An Organization for Economic Cooperation and Development report claims that not only does redistributing wealth through high taxes not slow growth — it is actually the best way to reduce income inequality that is responsible for weakened economic growth in rich countries,
The Wall Street Journal reported.
The report found a "long-term trend toward higher inequality" in well-to-do countries. It said that such disparities in income in Europe, the U.S. and elsewhere contributed to economic sluggishness.
The report argued that OECD countries needed to invest in human capital by educating underprivileged children, since poor families comprise the bottom 40 percent in income distribution, the Journal reported.
"Redistribution policies via taxes and transfers are a key tool to ensure the benefits of growth are more broadly distributed and the results suggest they need not be expected to undermine growth.
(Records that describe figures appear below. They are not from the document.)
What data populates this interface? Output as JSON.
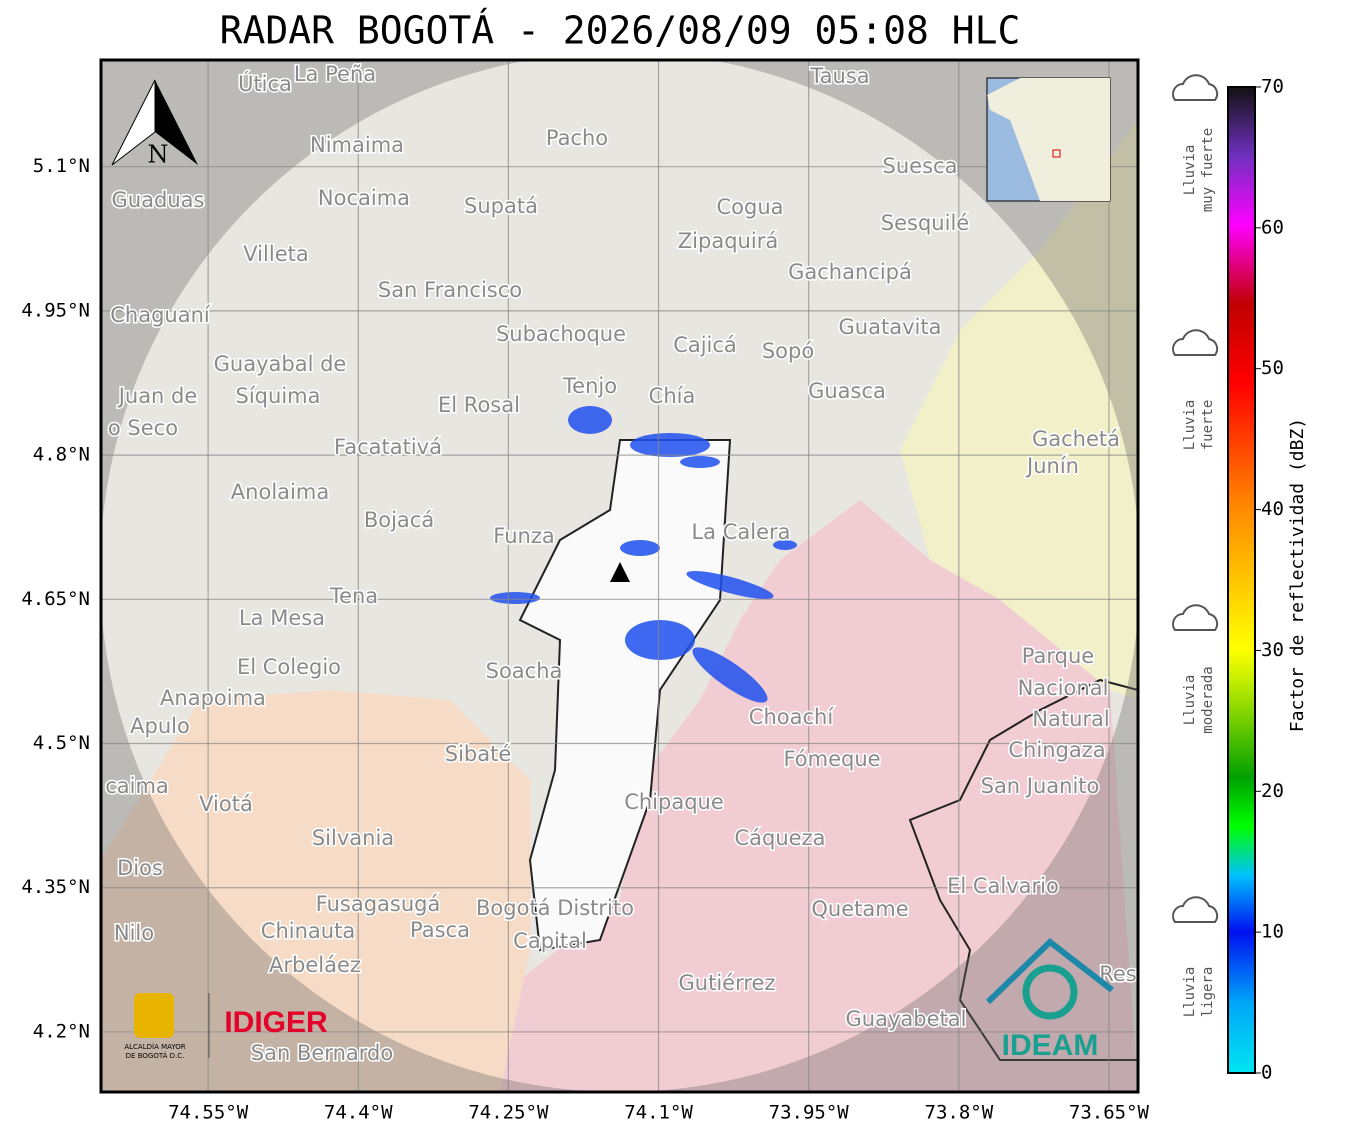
{
  "map": {
    "title": "RADAR BOGOTÁ - 2026/08/09 05:08 HLC",
    "lon_range": [
      -74.657,
      -73.621
    ],
    "lat_range": [
      4.1375,
      5.211
    ],
    "lon_ticks": [
      {
        "value": -74.55,
        "label": "74.55°W"
      },
      {
        "value": -74.4,
        "label": "74.4°W"
      },
      {
        "value": -74.25,
        "label": "74.25°W"
      },
      {
        "value": -74.1,
        "label": "74.1°W"
      },
      {
        "value": -73.95,
        "label": "73.95°W"
      },
      {
        "value": -73.8,
        "label": "73.8°W"
      },
      {
        "value": -73.65,
        "label": "73.65°W"
      }
    ],
    "lat_ticks": [
      {
        "value": 5.1,
        "label": "5.1°N"
      },
      {
        "value": 4.95,
        "label": "4.95°N"
      },
      {
        "value": 4.8,
        "label": "4.8°N"
      },
      {
        "value": 4.65,
        "label": "4.65°N"
      },
      {
        "value": 4.5,
        "label": "4.5°N"
      },
      {
        "value": 4.35,
        "label": "4.35°N"
      },
      {
        "value": 4.2,
        "label": "4.2°N"
      }
    ],
    "north_label": "N",
    "places": [
      "Útica",
      "La Peña",
      "Tausa",
      "Pacho",
      "Nimaima",
      "Suesca",
      "Guaduas",
      "Nocaima",
      "Supatá",
      "Cogua",
      "Sesquilé",
      "Zipaquirá",
      "Villeta",
      "Gachancipá",
      "San Francisco",
      "Chaguaní",
      "Guatavita",
      "Subachoque",
      "Cajicá",
      "Sopó",
      "Guayabal de",
      "Síquima",
      "Juan de",
      "Tenjo",
      "Chía",
      "Guasca",
      "El Rosal",
      "o Seco",
      "Gachetá",
      "Junín",
      "Facatativá",
      "Anolaima",
      "Bojacá",
      "Funza",
      "La Calera",
      "Tena",
      "La Mesa",
      "El Colegio",
      "Soacha",
      "Parque",
      "Nacional",
      "Natural",
      "Chingaza",
      "Anapoima",
      "Apulo",
      "Choachí",
      "Sibaté",
      "Fómeque",
      "San Juanito",
      "caima",
      "Viotá",
      "Chipaque",
      "Silvania",
      "Cáqueza",
      "Dios",
      "El Calvario",
      "Fusagasugá",
      "Quetame",
      "Bogotá Distrito",
      "Capital",
      "Nilo",
      "Chinauta",
      "Pasca",
      "Arbeláez",
      "Gutiérrez",
      "Guayabetal",
      "San Bernardo",
      "Res"
    ],
    "logos": {
      "alcaldia_1": "ALCALDÍA MAYOR",
      "alcaldia_2": "DE BOGOTÁ D.C.",
      "idiger": "IDIGER",
      "ideam": "IDEAM"
    },
    "colorbar": {
      "label": "Factor de reflectividad (dBZ)",
      "range": [
        0,
        70
      ],
      "ticks": [
        0,
        10,
        20,
        30,
        40,
        50,
        60,
        70
      ]
    },
    "legend": [
      {
        "lines": [
          "Lluvia",
          "muy fuerte"
        ]
      },
      {
        "lines": [
          "Lluvia",
          "fuerte"
        ]
      },
      {
        "lines": [
          "Lluvia",
          "moderada"
        ]
      },
      {
        "lines": [
          "Lluvia",
          "ligera"
        ]
      }
    ]
  }
}
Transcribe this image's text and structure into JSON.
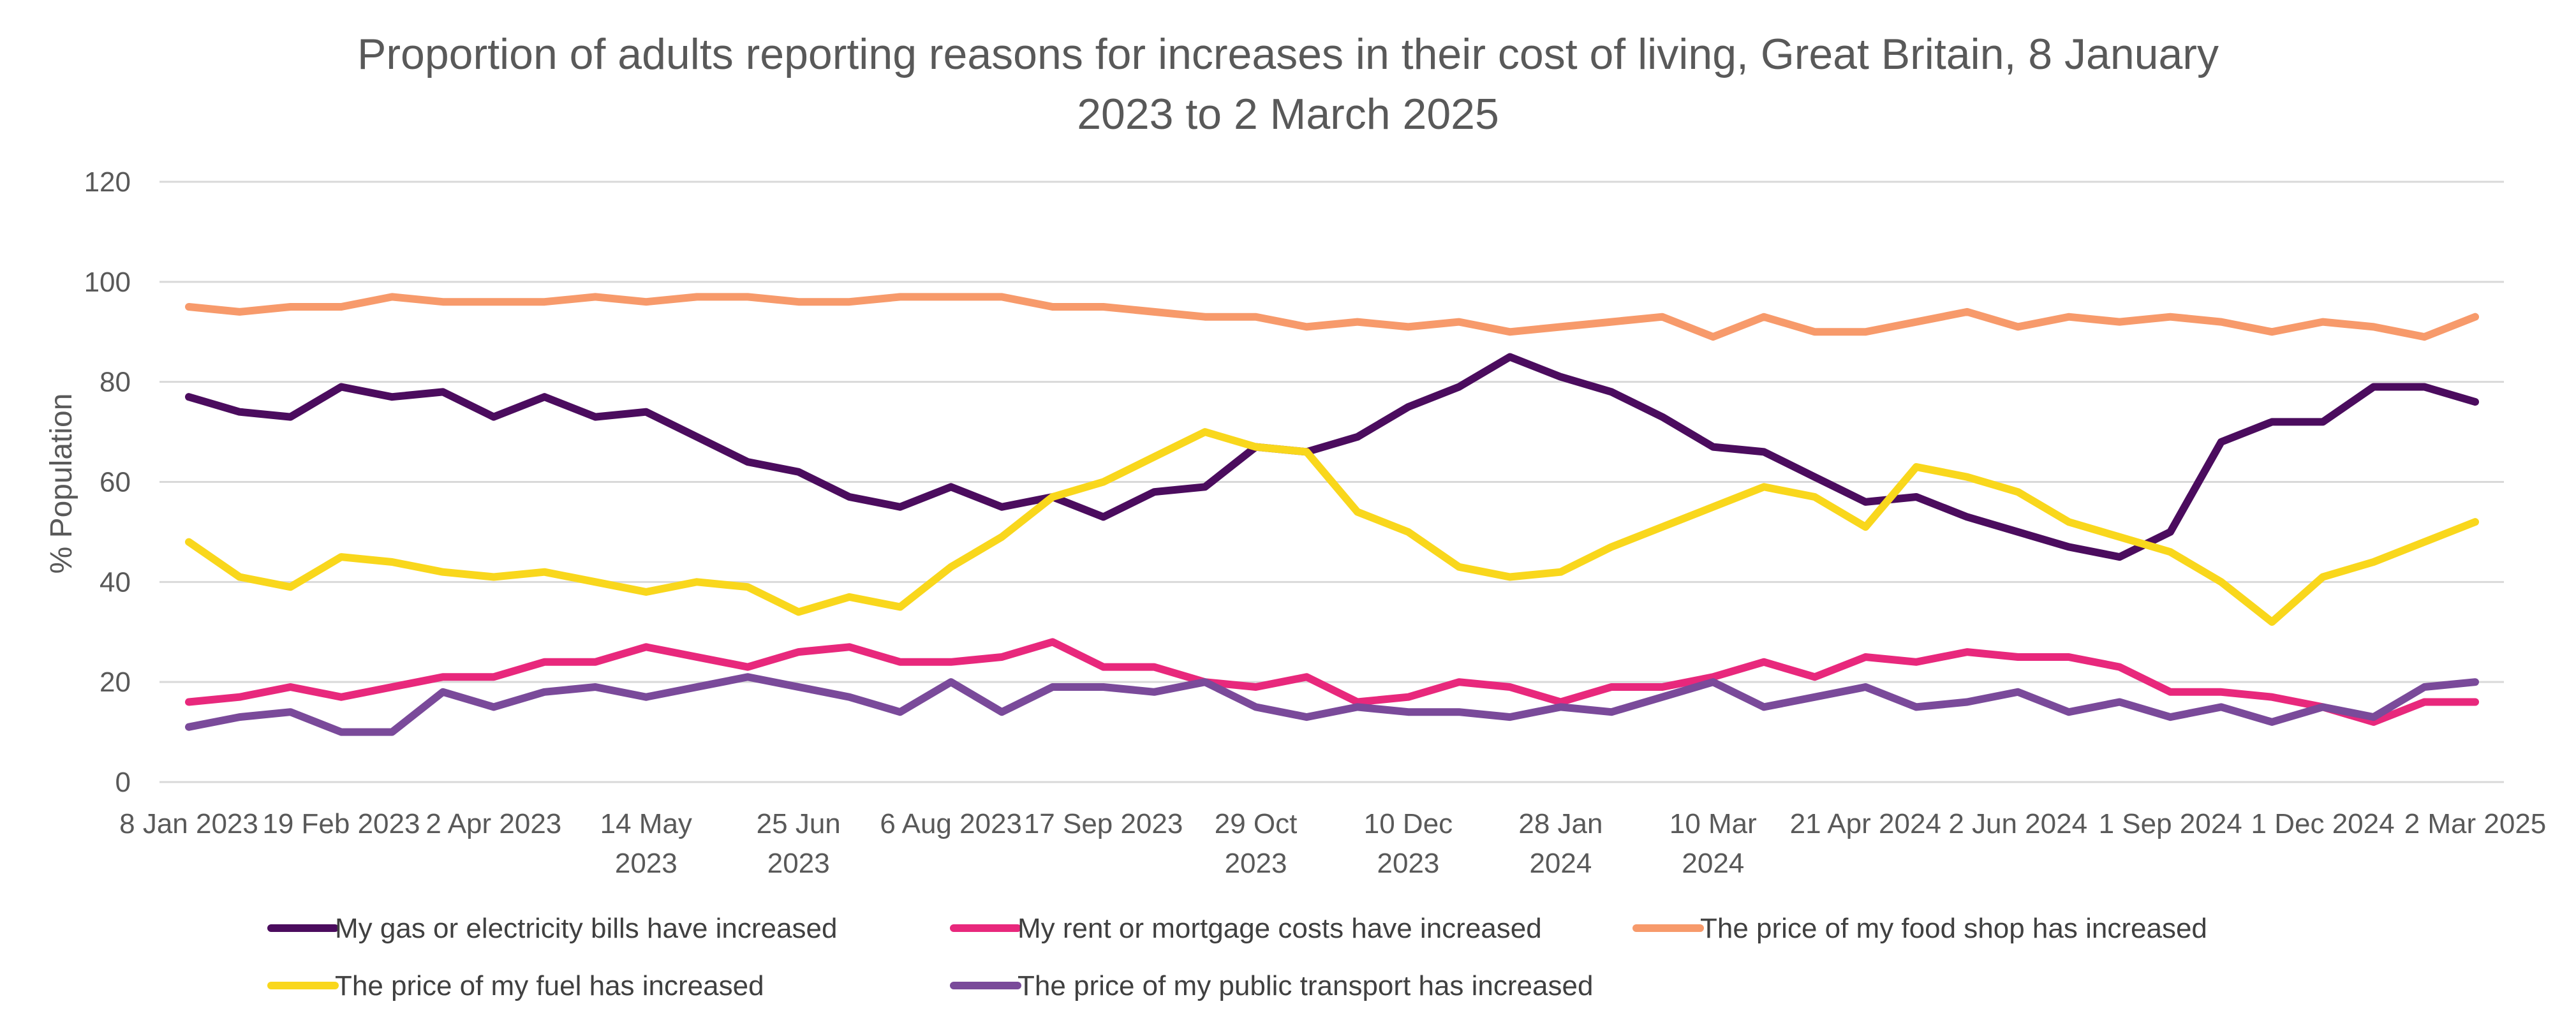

"But it is also important to promote equality of opportunity in access to and quality of education," the OECD report said.
In
measuring inequality of income the OECD said that northern European countries such as Sweden (at 6.3 percent) were less unequal than Britain (9.6 percent) and the U.S. (16.5 percent).
Of the 34 OECD countries, inequality was highest in Mexico, where the top 10 percent enjoys incomes 30 times larger than the bottom 10 percent, the Journal reported.
OECD economist Mark Pearson said the report showed a convincing link between rising inequality and weaker economic growth.
The report argued that U.S. economic growth would be 6 percent to 7 percent stronger had inequality not increased over the two decades from the 1990s to 2010, and the British economy nearly 9 percent more robust. It said that raising taxes to redistribute wealth would aid growth, according to the Journal.
There are some
120 million Europeans at or near the poverty level. The influx of millions of immigrants to Europe may have contributed to the income disparity. Many immigrants, particularly from Muslim countries, have become
dependent on welfare.
Immigration critics note that the governments of Denmark, Norway and Sweden devote substantial portions of their budget to helping support non-European immigrants.
The
34-nation OECD sees its role as setting international standards to promote economic, social and environmental change and to recommend policies intended to improve the quality of people's lives.